Les sourcils d'Elmer se froncèrent face à la passion ardente d'Eddie pour Mademoiselle Edna, et Elmer ne put imaginer que trois raisons à un tel engagement.
Soit lui et le fiancé de Mademoiselle Edna avaient été les meilleurs amis du monde, et il se sentait tenu de la protéger par obligation, soit il était simplement assez déterminé pour aider Mademoiselle Edna, et enfin…
*Est-ce que tu as des sentiments pour Mademoiselle Edna, Eddie… ?*
Peu importait la raison de l'homme, Elmer partageait son désir de protéger Mademoiselle Edna. Et maintenant qu'Eddie lui demandait son aide pour cela, il entrevit enfin un moyen de mettre au point un plan parfait qui lui laisserait du temps seul avec le corrompu.
« D'accord, » dit Elmer à Eddie. « Je veux la protéger aussi, donc j'aiderai. » Le sourire d'Eddie revint alors qu'il acquiesçait, mais Elmer n'avait pas fini. « À condition que tu soutiennes pleinement le plan que j'ai imaginé pour y parvenir. »
Le regard d'Eddie se plissa en fentes. « Qu'est-ce que tu veux dire ? »
« J'ai un plan, » dit Elmer. « Un plan dont je suis confiant. Je le présenterai dans la voiture, et tu devras le soutenir pleinement, quoi que dise Mademoiselle Edna. Tu ne devras t'y opposer en aucune façon, seulement ainsi pourrons-nous la protéger. »
Eddie tourna la tête sur le côté comme pour réfléchir, puis demanda : « Quel est ce plan ? »
Mais avant qu'il ne parvienne à obtenir une réponse d'Elmer, la porte d'entrée s'ouvrit et la jeune femme qu'ils attendaient apparut.
Eddie changea d'expression sur-le-champ, arborant instantanément son sourire facétieux.
« Edna ! » s'exclama-t-il. « Mais tu as l'air splendide.

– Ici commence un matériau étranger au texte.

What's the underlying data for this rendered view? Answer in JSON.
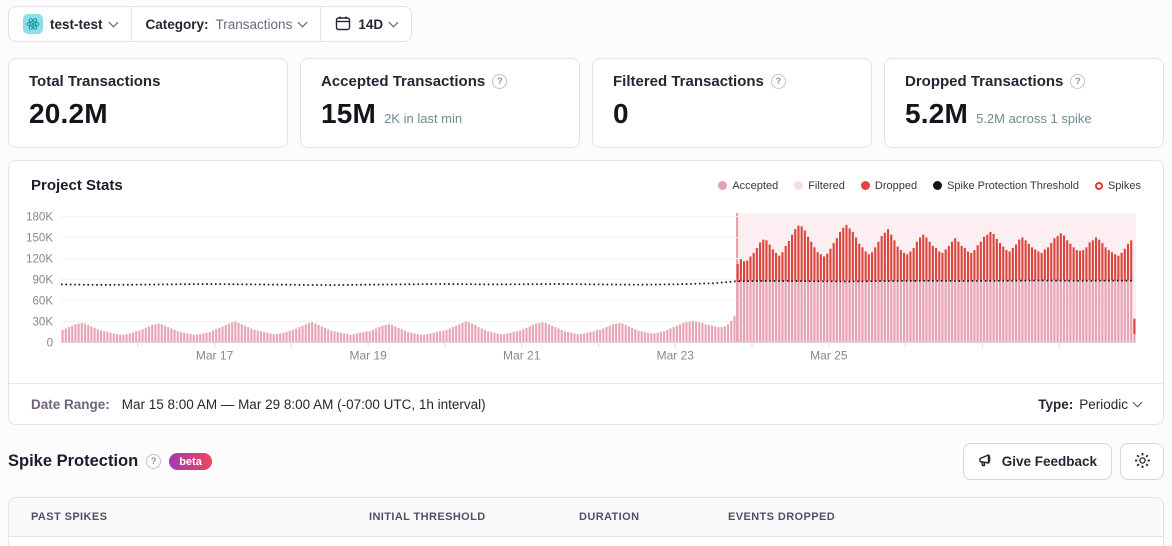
{
  "topbar": {
    "project": "test-test",
    "category_label": "Category:",
    "category_value": "Transactions",
    "range": "14D"
  },
  "cards": [
    {
      "title": "Total Transactions",
      "value": "20.2M",
      "sub": "",
      "has_help": false
    },
    {
      "title": "Accepted Transactions",
      "value": "15M",
      "sub": "2K in last min",
      "has_help": true
    },
    {
      "title": "Filtered Transactions",
      "value": "0",
      "sub": "",
      "has_help": true
    },
    {
      "title": "Dropped Transactions",
      "value": "5.2M",
      "sub": "5.2M across 1 spike",
      "has_help": true
    }
  ],
  "chart_data": {
    "type": "bar",
    "title": "Project Stats",
    "interval": "1h",
    "x_start": "Mar 15 8:00 AM",
    "x_end": "Mar 29 8:00 AM",
    "timezone": "-07:00 UTC",
    "unit": "K (thousands of transactions per hour)",
    "ylim": [
      0,
      190
    ],
    "grid": true,
    "legend_position": "top-right",
    "y_ticks": [
      {
        "v": 180,
        "label": "180K"
      },
      {
        "v": 150,
        "label": "150K"
      },
      {
        "v": 120,
        "label": "120K"
      },
      {
        "v": 90,
        "label": "90K"
      },
      {
        "v": 60,
        "label": "60K"
      },
      {
        "v": 30,
        "label": "30K"
      },
      {
        "v": 0,
        "label": "0"
      }
    ],
    "n_days": 14,
    "x_labels": [
      {
        "day": 2,
        "label": "Mar 17"
      },
      {
        "day": 4,
        "label": "Mar 19"
      },
      {
        "day": 6,
        "label": "Mar 21"
      },
      {
        "day": 8,
        "label": "Mar 23"
      },
      {
        "day": 10,
        "label": "Mar 25"
      }
    ],
    "legend": [
      {
        "label": "Accepted",
        "color": "#e7a0ad",
        "marker": "dot"
      },
      {
        "label": "Filtered",
        "color": "#f7dbe1",
        "marker": "dot"
      },
      {
        "label": "Dropped",
        "color": "#de463e",
        "marker": "dot"
      },
      {
        "label": "Spike Protection Threshold",
        "color": "#16121b",
        "marker": "dot"
      },
      {
        "label": "Spikes",
        "color": "#e03e33",
        "marker": "ring"
      }
    ],
    "colors": {
      "accepted": "#e7a3b2",
      "dropped": "#dc453d",
      "band": "rgba(235,75,95,0.09)",
      "spike_line": "#ef9aa4"
    },
    "spike_region": {
      "start_index": 211,
      "spike_count": 1,
      "dropped_total": "5.2M"
    },
    "series": {
      "filtered_total": 0,
      "accepted": [
        18,
        20,
        22,
        24,
        26,
        27,
        28,
        27,
        25,
        23,
        21,
        19,
        17,
        16,
        15,
        14,
        13,
        12,
        11,
        11,
        12,
        13,
        14,
        16,
        17,
        19,
        21,
        23,
        25,
        26,
        27,
        26,
        24,
        22,
        20,
        18,
        16,
        15,
        14,
        13,
        12,
        11,
        11,
        12,
        13,
        14,
        15,
        17,
        19,
        21,
        23,
        25,
        27,
        29,
        30,
        28,
        26,
        24,
        22,
        20,
        18,
        17,
        16,
        15,
        14,
        13,
        12,
        12,
        13,
        14,
        15,
        17,
        18,
        20,
        22,
        24,
        26,
        28,
        29,
        27,
        25,
        23,
        21,
        19,
        17,
        16,
        15,
        14,
        13,
        12,
        11,
        12,
        13,
        14,
        15,
        16,
        16,
        18,
        20,
        22,
        24,
        25,
        26,
        25,
        23,
        21,
        19,
        17,
        15,
        14,
        13,
        12,
        11,
        11,
        12,
        13,
        14,
        15,
        16,
        17,
        18,
        20,
        22,
        24,
        26,
        28,
        30,
        29,
        27,
        25,
        22,
        20,
        18,
        16,
        15,
        14,
        13,
        12,
        12,
        13,
        14,
        15,
        16,
        17,
        19,
        21,
        23,
        25,
        27,
        28,
        29,
        28,
        26,
        24,
        22,
        20,
        18,
        16,
        15,
        14,
        13,
        12,
        12,
        13,
        14,
        15,
        16,
        18,
        18,
        20,
        22,
        24,
        26,
        27,
        28,
        27,
        25,
        23,
        21,
        19,
        17,
        16,
        15,
        14,
        13,
        13,
        14,
        15,
        16,
        18,
        20,
        22,
        24,
        26,
        28,
        29,
        30,
        31,
        30,
        29,
        28,
        26,
        25,
        24,
        23,
        22,
        22,
        23,
        26,
        31,
        38,
        87,
        87,
        88,
        87,
        88,
        88,
        87,
        88,
        87,
        88,
        88,
        87,
        88,
        88,
        87,
        88,
        87,
        88,
        88,
        87,
        88,
        88,
        87,
        88,
        88,
        87,
        88,
        88,
        87,
        88,
        88,
        87,
        88,
        88,
        88,
        87,
        88,
        88,
        87,
        88,
        88,
        88,
        87,
        88,
        88,
        88,
        87,
        88,
        88,
        88,
        87,
        88,
        88,
        88,
        88,
        87,
        88,
        88,
        88,
        88,
        88,
        88,
        89,
        88,
        88,
        89,
        88,
        88,
        89,
        88,
        88,
        89,
        88,
        88,
        88,
        89,
        88,
        89,
        88,
        88,
        89,
        88,
        88,
        89,
        88,
        88,
        89,
        88,
        89,
        88,
        88,
        89,
        88,
        89,
        88,
        88,
        89,
        88,
        88,
        89,
        88,
        88,
        89,
        88,
        89,
        88,
        88,
        89,
        88,
        88,
        89,
        88,
        88,
        89,
        88,
        88,
        88,
        89,
        88,
        88,
        88,
        88,
        89,
        88,
        12
      ],
      "dropped_start_index": 211,
      "dropped": [
        25,
        32,
        28,
        30,
        35,
        40,
        48,
        55,
        60,
        58,
        52,
        46,
        40,
        36,
        42,
        50,
        58,
        66,
        74,
        80,
        78,
        72,
        64,
        56,
        48,
        42,
        38,
        35,
        40,
        46,
        54,
        62,
        70,
        76,
        80,
        76,
        70,
        62,
        54,
        48,
        42,
        38,
        42,
        48,
        56,
        64,
        70,
        74,
        66,
        58,
        50,
        44,
        40,
        38,
        42,
        48,
        56,
        62,
        66,
        62,
        56,
        50,
        46,
        42,
        40,
        44,
        50,
        56,
        60,
        56,
        50,
        46,
        42,
        40,
        44,
        50,
        56,
        62,
        66,
        70,
        66,
        60,
        54,
        48,
        44,
        42,
        46,
        52,
        58,
        62,
        58,
        52,
        48,
        44,
        42,
        40,
        44,
        48,
        54,
        60,
        64,
        68,
        64,
        58,
        52,
        48,
        44,
        42,
        44,
        48,
        54,
        58,
        62,
        58,
        54,
        48,
        44,
        40,
        38,
        36,
        40,
        46,
        52,
        58,
        22
      ],
      "threshold_points": [
        [
          0,
          83
        ],
        [
          12,
          82.3
        ],
        [
          24,
          82.6
        ],
        [
          36,
          83.2
        ],
        [
          48,
          83.5
        ],
        [
          60,
          83
        ],
        [
          72,
          82.4
        ],
        [
          84,
          82
        ],
        [
          96,
          82.6
        ],
        [
          108,
          83.2
        ],
        [
          120,
          83.6
        ],
        [
          132,
          83
        ],
        [
          144,
          83.2
        ],
        [
          156,
          83.6
        ],
        [
          168,
          83
        ],
        [
          180,
          82.6
        ],
        [
          192,
          83.2
        ],
        [
          204,
          84.5
        ],
        [
          211,
          87.5
        ],
        [
          222,
          88
        ],
        [
          234,
          87.6
        ],
        [
          246,
          87.2
        ],
        [
          258,
          87.8
        ],
        [
          270,
          88.2
        ],
        [
          282,
          87.8
        ],
        [
          294,
          88.2
        ],
        [
          306,
          88.6
        ],
        [
          318,
          88.2
        ],
        [
          330,
          88.4
        ],
        [
          335,
          88.4
        ]
      ]
    }
  },
  "footer": {
    "date_range_label": "Date Range:",
    "date_range_value": "Mar 15 8:00 AM — Mar 29 8:00 AM (-07:00 UTC, 1h interval)",
    "type_label": "Type:",
    "type_value": "Periodic"
  },
  "spike_section": {
    "title": "Spike Protection",
    "badge": "beta",
    "feedback_button": "Give Feedback"
  },
  "table": {
    "columns": [
      "PAST SPIKES",
      "INITIAL THRESHOLD",
      "DURATION",
      "EVENTS DROPPED"
    ]
  }
}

Une nuit pluvieuse et une voiture privée, quelle est l'occasion ? »
Mademoiselle Edna offrit un faible sourire, né du relèvement du coin droit de sa bouche. « Pas ce soir, Dick. Je t'ai déjà dit que c'est une affaire sérieuse. »
Eddie feignit l'indignation en baissant les sourcils. « Dick ? Qui porte ce nom ? »
Mademoiselle Edna secoua la tête. « Oublie. »
Elle se tourna vers Elmer, qui était appuyé en arrière sur la rampe et l'observait en silence, remarquant à présent des détails qui confirmaient ce que lui avait dit Eddie.
Elle était vraiment épuisée — bien trop.
« Il est passé vingt heures. Je préférerais qu'on accomplisse notre mission avant le couvre-feu. Nous avons nos licences, donc ça n'aurait pas d'importance si on dépassait, mais j'aimerais être rentrée avec ma fille à cette heure. Es-tu prêt ? » demanda Mademoiselle Edna, et Elmer hocha la tête. « Bien. Partons alors. »
« Tu veux mon parapluie ? » Eddie se pencha et ramassa son parapluie qu'il avait laissé traîner sur le sol du porche, adressant sa question à Mademoiselle Edna. Mais elle refusa en lui montrant les deux qu'elle tenait.
Elle tendit ensuite l'un des deux à Elmer, invitant les trois à se diriger vers la voiture à l'abri de la pluie battante.